Olivier Jankovec, director general of ACI Europe said: “Europe’s airports have already taken on more than €20 billion in additional debt last year – and for most airports, this debt is what is financing today’s operations, effectively allowing them just to keep going.”
The report has also highlighted the imbalance in financial support that has been received by airlines around Europe – funding which has not been handed down to airports in the region. Airlines have been given added flexibility with slot waivers, which affect airport revenues and costs as slots remain unused and resources cannot be planned effectively.
Physical distancing requirements will keep limiting capacity with traffic concentrated in peak periods, while the need for airports to scale up capacity and resources at short notice will put further strain on financial reserves.
The report stated that ‘airport revenues are set to remain insufficient to meet capital expenditure and capital costs at least until 2032, raising the spectre of airports having no choice but to cut planned capital expenditure for the coming years.’

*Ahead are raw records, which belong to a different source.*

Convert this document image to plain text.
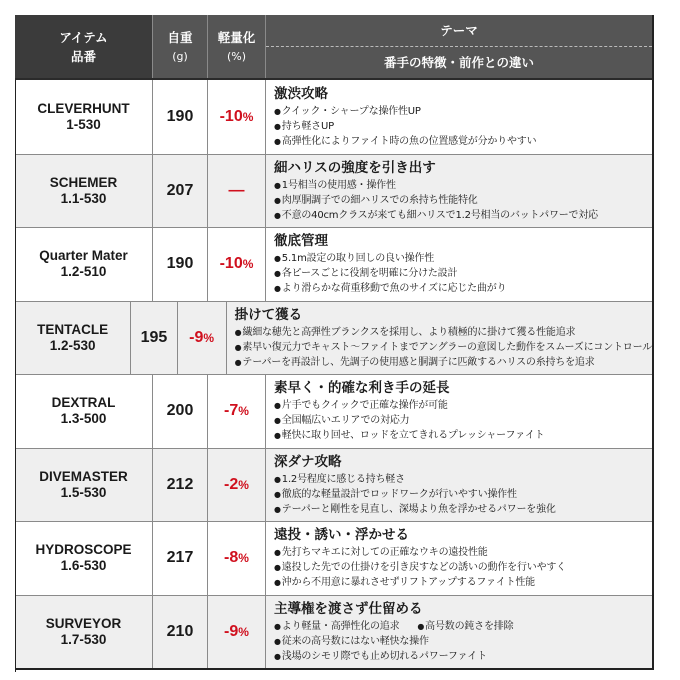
アイテム
品番
自重
(g)
軽量化
(%)
テーマ
番手の特徴・前作との違い
CLEVERHUNT
1-530	190 -10 %
激渋攻略
●クイック・シャープな操作性UP
●持ち軽さUP
●高弾性化によりファイト時の魚の位置感覚が分かりやすい
SCHEMER
1.1-530	207 —
細ハリスの強度を引き出す
●1号相当の使用感・操作性
●肉厚胴調子での細ハリスでの糸持ち性能特化
●不意の40cmクラスが来ても細ハリスで1.2号相当のバットパワーで対応
Quarter Mater
1.2-510	190 -10 %
徹底管理
●5.1m設定の取り回しの良い操作性
●各ピースごとに役割を明確に分けた設計
●より滑らかな荷重移動で魚のサイズに応じた曲がり
TENTACLE
1.2-530	195 -9 %
掛けて獲る
●繊細な穂先と高弾性ブランクスを採用し、より積極的に掛けて獲る性能追求
●素早い復元力でキャスト〜ファイトまでアングラーの意図した動作をスムーズにコントロール
●テーパーを再設計し、先調子の使用感と胴調子に匹敵するハリスの糸持ちを追求
DEXTRAL
1.3-500	200 -7 %
素早く・的確な利き手の延長
●片手でもクイックで正確な操作が可能
●全国幅広いエリアでの対応力
●軽快に取り回せ、ロッドを立てきれるプレッシャーファイト
DIVEMASTER
1.5-530	212 -2 %
深ダナ攻略
●1.2号程度に感じる持ち軽さ
●徹底的な軽量設計でロッドワークが行いやすい操作性
●テーパーと剛性を見直し、深場より魚を浮かせるパワーを強化
HYDROSCOPE
1.6-530	217 -8 %
遠投・誘い・浮かせる
●先打ちマキエに対しての正確なウキの遠投性能
●遠投した先での仕掛けを引き戻すなどの誘いの動作を行いやすく
●沖から不用意に暴れさせずリフトアップするファイト性能
SURVEYOR
1.7-530	210 -9 %
主導権を渡さず仕留める
●より軽量・高弾性化の追求 ●高号数の鈍さを排除
●従来の高号数にはない軽快な操作
●浅場のシモリ際でも止め切れるパワーファイト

ACI Europe goes on to describe measures that should be taken in order to take the strain off airports, including aligning regulation with climate goals, allowing airports to recoup their losses through airport charges, and regulation aimed at increasing airport competition and airline countervailing power.
Jankovec concluded: “This is about looking at aviation as a balanced eco-system and putting the planet and consumers at the forefront. We cannot keep on regulating airports looking backwards, based on yesterday’s market realities and societal objectives superseded by the climate emergency. I am convinced we have more to gain working together through this crucial evolution than fighting each other.”